After a match one night he caught up with Frank, he asked him about some people who could work on a tape for him. After Molly’s passing StimCorp placed security measures on all of their tapes before they went out now to prevent another accident. Instead of static you got a message stating “End of Reel.” until you shut the deck down. This allowed the user’s brain to transition normally between the different states of sleep without incident. All of the tapes were now safe, the original tapes were recalled and the new safety measures added. That was unless you knew some people willing to fix them for you. Suicide by tape wasn’t uncommon but wasn’t reported on heavily either, it was one of those facts that usually only the desperate knew, and knew how to do. Frank nodded to him, said he knew a guy. Frank said he was sorry to see him go but knew that he just wasn’t the same without Molly and he’d given him the guy’s number.
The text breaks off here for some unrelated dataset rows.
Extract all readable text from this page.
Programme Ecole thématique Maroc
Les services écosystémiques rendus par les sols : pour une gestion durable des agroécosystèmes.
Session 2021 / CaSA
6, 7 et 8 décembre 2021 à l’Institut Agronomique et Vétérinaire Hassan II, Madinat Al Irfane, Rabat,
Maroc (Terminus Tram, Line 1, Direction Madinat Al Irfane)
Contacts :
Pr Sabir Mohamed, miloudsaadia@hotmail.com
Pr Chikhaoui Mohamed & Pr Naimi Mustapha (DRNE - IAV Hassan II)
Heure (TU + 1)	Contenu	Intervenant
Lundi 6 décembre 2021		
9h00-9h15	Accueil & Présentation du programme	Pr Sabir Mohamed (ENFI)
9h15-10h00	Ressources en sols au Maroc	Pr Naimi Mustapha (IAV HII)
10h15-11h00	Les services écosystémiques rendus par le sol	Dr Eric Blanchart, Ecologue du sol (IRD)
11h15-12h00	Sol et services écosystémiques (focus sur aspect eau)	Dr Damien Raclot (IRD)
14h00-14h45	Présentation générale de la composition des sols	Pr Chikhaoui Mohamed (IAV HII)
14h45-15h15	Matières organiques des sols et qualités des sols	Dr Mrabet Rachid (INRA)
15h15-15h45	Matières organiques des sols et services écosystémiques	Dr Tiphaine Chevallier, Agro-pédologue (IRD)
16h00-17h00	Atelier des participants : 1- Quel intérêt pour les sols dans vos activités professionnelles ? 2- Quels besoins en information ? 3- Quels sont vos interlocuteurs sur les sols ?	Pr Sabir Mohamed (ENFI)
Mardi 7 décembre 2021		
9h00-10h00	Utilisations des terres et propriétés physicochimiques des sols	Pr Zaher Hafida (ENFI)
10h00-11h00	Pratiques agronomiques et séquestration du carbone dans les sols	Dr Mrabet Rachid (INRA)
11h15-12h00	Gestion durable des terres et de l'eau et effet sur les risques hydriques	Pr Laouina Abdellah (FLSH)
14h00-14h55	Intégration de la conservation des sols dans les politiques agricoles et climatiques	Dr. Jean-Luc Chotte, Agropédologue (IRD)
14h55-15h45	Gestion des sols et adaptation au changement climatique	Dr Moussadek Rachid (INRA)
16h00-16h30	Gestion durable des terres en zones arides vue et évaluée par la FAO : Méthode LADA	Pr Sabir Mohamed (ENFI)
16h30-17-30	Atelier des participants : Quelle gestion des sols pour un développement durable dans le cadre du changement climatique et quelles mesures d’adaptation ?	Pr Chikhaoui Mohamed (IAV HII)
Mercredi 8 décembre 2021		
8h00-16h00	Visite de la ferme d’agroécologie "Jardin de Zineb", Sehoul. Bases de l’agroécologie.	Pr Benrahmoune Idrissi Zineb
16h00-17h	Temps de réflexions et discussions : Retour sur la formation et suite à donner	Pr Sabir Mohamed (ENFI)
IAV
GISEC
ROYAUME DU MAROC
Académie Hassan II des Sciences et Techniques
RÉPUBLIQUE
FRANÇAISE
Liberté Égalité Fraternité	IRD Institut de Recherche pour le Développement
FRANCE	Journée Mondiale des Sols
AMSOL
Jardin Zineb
He picked up the tape with the shimmering lotus on it once again, holding it in his hands feeling its weight, tracing his fingers over the surface, and studying the lotus’ petals. He slid the tape into the deck and lay back on the bed placing the inputs on he reached over and flipped the switch labelled “Play” and breathed the first easy breath he’d drawn in five years. existence around him grayed for a moment as the deck spun up, and then the world exploded into a sunny summer afternoon. The smell of roses and sea breeze washed over him. There she was again smiling at him. She was as beautiful as ever, her honey colored hair blowing in the wind, her smile as vivid as he remembered. The eyes that he fell in love with and woke up to on the best days of his life, once again looking back at him, tasting the salt in the air his heart began to fill, the void within himself shrinking. As Molly reached out to take his hand the world slipped into a state of static and he drifted off to sleep.